Secara fungsional bentuk rumah panggung adalah:


(a) menghindarkan gangguan dari binatang buas,
(b) lantai dapat menampung hawa panas di malam hari, sehingga cocok untuk daerah
dingin,
(c) kolong dapat berfugngsi praktis.

Sedang makna filosofi dibalik struktur banua layuk yang terdiri tiga bagian adalah simbol
dari makroskosmos yang terdiri atas tiga lapisan yakni dunia atas, tengah, dan bawah.
Banua layuk sebagai rumah adat sarat dengan makna simbolik sebagai cerminan dari
nilai-nilai budaya yang dianut oleh masayarakatnya. Simbol-simbol tersebut ditemukan
pada struktur, ukiran, dan unsur-unsur lainnya yang terdapat pada banua layuk.

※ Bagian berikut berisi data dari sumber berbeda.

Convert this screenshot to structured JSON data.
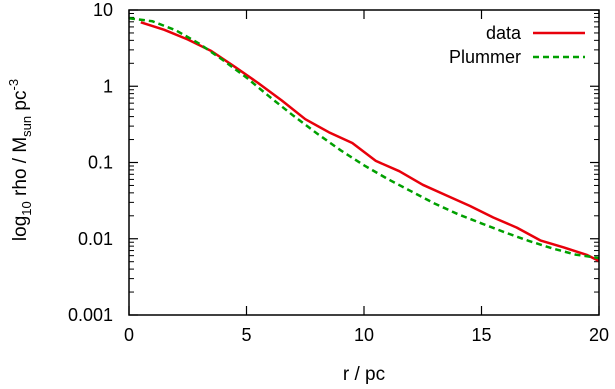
{
  "chart_data": {
    "type": "line",
    "title": "",
    "xlabel": "r / pc",
    "ylabel": {
      "part1": "log",
      "sub1": "10",
      "part2": " rho / M",
      "sub2": "sun",
      "part3": " pc",
      "sup": "-3"
    },
    "xlim": [
      0,
      20
    ],
    "ylim": [
      0.001,
      10
    ],
    "yscale": "log",
    "grid": false,
    "legend_position": "top-right",
    "x_ticks": [
      0,
      5,
      10,
      15,
      20
    ],
    "x_tick_labels": [
      "0",
      "5",
      "10",
      "15",
      "20"
    ],
    "y_ticks": [
      0.001,
      0.01,
      0.1,
      1,
      10
    ],
    "y_tick_labels": [
      "0.001",
      "0.01",
      "0.1",
      "1",
      "10"
    ],
    "series": [
      {
        "name": "data",
        "color": "#e8000b",
        "style": "solid",
        "x": [
          0.5,
          1.5,
          2.5,
          3.5,
          4.5,
          5.5,
          6.5,
          7.5,
          8.5,
          9.5,
          10.5,
          11.5,
          12.5,
          13.5,
          14.5,
          15.5,
          16.5,
          17.5,
          18.5,
          19.5,
          20
        ],
        "y": [
          6.9,
          5.5,
          4.1,
          2.9,
          1.8,
          1.1,
          0.65,
          0.37,
          0.25,
          0.18,
          0.105,
          0.077,
          0.051,
          0.037,
          0.027,
          0.019,
          0.014,
          0.0095,
          0.0077,
          0.0061,
          0.0051
        ]
      },
      {
        "name": "Plummer",
        "color": "#00a000",
        "style": "dashed",
        "x": [
          0,
          1,
          2,
          3,
          4,
          5,
          6,
          7,
          8,
          9,
          10,
          11,
          12,
          13,
          14,
          15,
          16,
          17,
          18,
          19,
          20
        ],
        "y": [
          7.8,
          7.1,
          5.4,
          3.6,
          2.2,
          1.3,
          0.72,
          0.41,
          0.24,
          0.145,
          0.092,
          0.061,
          0.042,
          0.029,
          0.021,
          0.0159,
          0.0121,
          0.0094,
          0.0075,
          0.0062,
          0.0056
        ]
      }
    ]
  }
}
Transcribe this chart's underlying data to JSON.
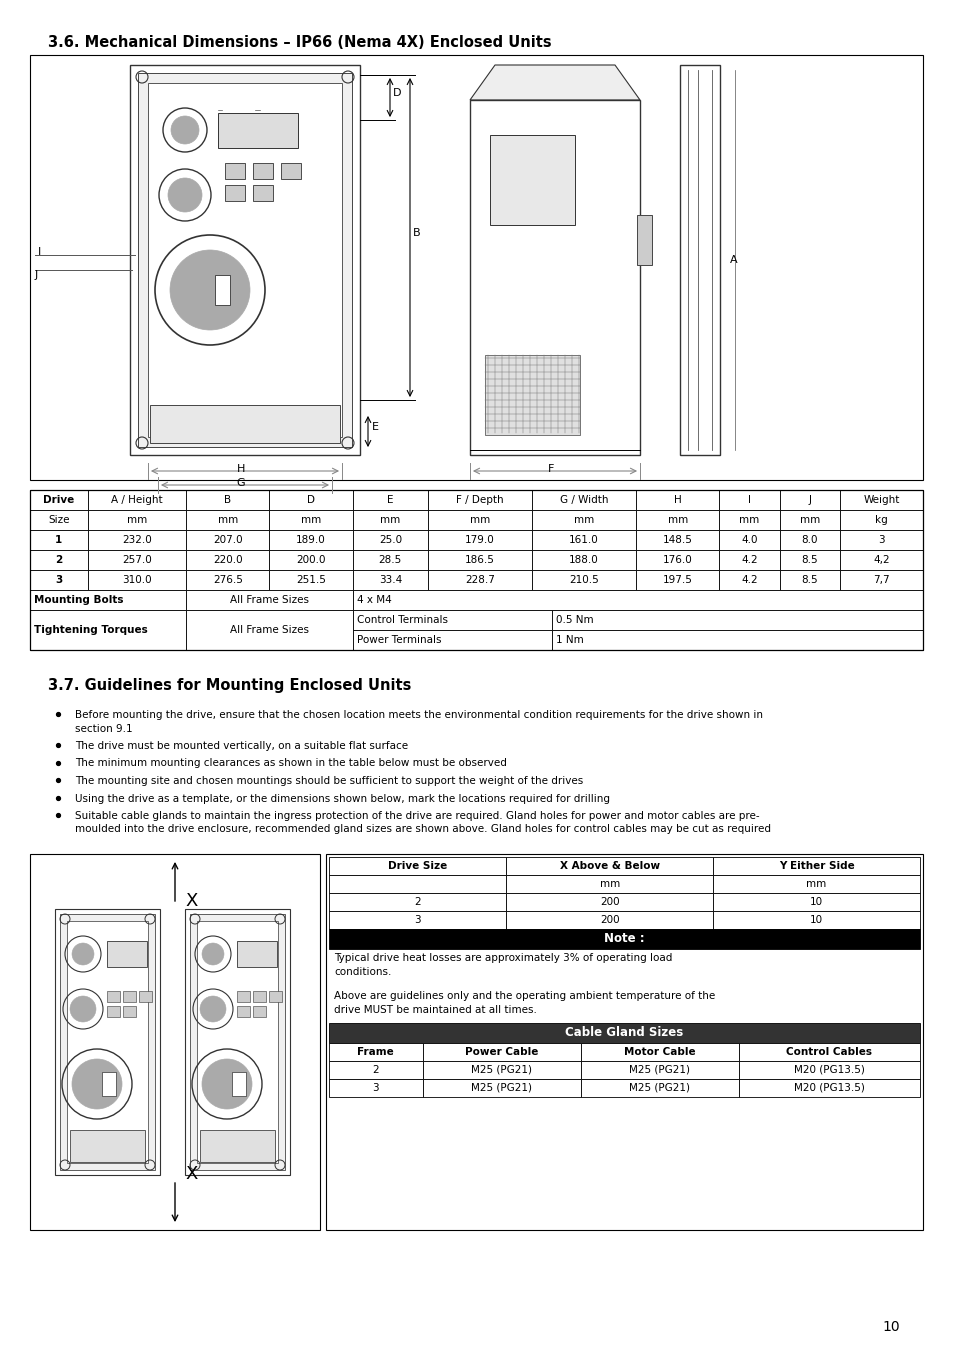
{
  "page_title": "3.6. Mechanical Dimensions – IP66 (Nema 4X) Enclosed Units",
  "section2_title": "3.7. Guidelines for Mounting Enclosed Units",
  "background_color": "#ffffff",
  "page_number": "10",
  "dim_table_col_headers_line1": [
    "Drive",
    "A / Height",
    "B",
    "D",
    "E",
    "F / Depth",
    "G / Width",
    "H",
    "I",
    "J",
    "Weight"
  ],
  "dim_table_col_headers_line2": [
    "Size",
    "mm",
    "mm",
    "mm",
    "mm",
    "mm",
    "mm",
    "mm",
    "mm",
    "mm",
    "kg"
  ],
  "dim_table_rows": [
    [
      "1",
      "232.0",
      "207.0",
      "189.0",
      "25.0",
      "179.0",
      "161.0",
      "148.5",
      "4.0",
      "8.0",
      "3"
    ],
    [
      "2",
      "257.0",
      "220.0",
      "200.0",
      "28.5",
      "186.5",
      "188.0",
      "176.0",
      "4.2",
      "8.5",
      "4,2"
    ],
    [
      "3",
      "310.0",
      "276.5",
      "251.5",
      "33.4",
      "228.7",
      "210.5",
      "197.5",
      "4.2",
      "8.5",
      "7,7"
    ]
  ],
  "bullet_points": [
    [
      "Before mounting the drive, ensure that the chosen location meets the environmental condition requirements for the drive shown in",
      "section 9.1"
    ],
    [
      "The drive must be mounted vertically, on a suitable flat surface"
    ],
    [
      "The minimum mounting clearances as shown in the table below must be observed"
    ],
    [
      "The mounting site and chosen mountings should be sufficient to support the weight of the drives"
    ],
    [
      "Using the drive as a template, or the dimensions shown below, mark the locations required for drilling"
    ],
    [
      "Suitable cable glands to maintain the ingress protection of the drive are required. Gland holes for power and motor cables are pre-",
      "moulded into the drive enclosure, recommended gland sizes are shown above. Gland holes for control cables may be cut as required"
    ]
  ],
  "clearance_headers": [
    "Drive Size",
    "X Above & Below",
    "Y Either Side"
  ],
  "clearance_sub_headers": [
    "",
    "mm",
    "mm"
  ],
  "clearance_rows": [
    [
      "2",
      "200",
      "10"
    ],
    [
      "3",
      "200",
      "10"
    ]
  ],
  "note_label": "Note :",
  "note_text1": "Typical drive heat losses are approximately 3% of operating load",
  "note_text1b": "conditions.",
  "note_text2": "Above are guidelines only and the operating ambient temperature of the",
  "note_text2b": "drive MUST be maintained at all times.",
  "gland_title": "Cable Gland Sizes",
  "gland_headers": [
    "Frame",
    "Power Cable",
    "Motor Cable",
    "Control Cables"
  ],
  "gland_rows": [
    [
      "2",
      "M25 (PG21)",
      "M25 (PG21)",
      "M20 (PG13.5)"
    ],
    [
      "3",
      "M25 (PG21)",
      "M25 (PG21)",
      "M20 (PG13.5)"
    ]
  ]
}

Terdapat beberapa persamaan di samping perbedaan antara banua layuk di Mamasa


dengan tongkonan di Tana Toraja. Adanya persamaan dari keduanya karena mempunyai
akar budaya yang sama, dan adanya perbedaan disebabkan oleh kondisi lingkungan dan
sosial budaya yang berbeda dari kedua rumah adat tersebut.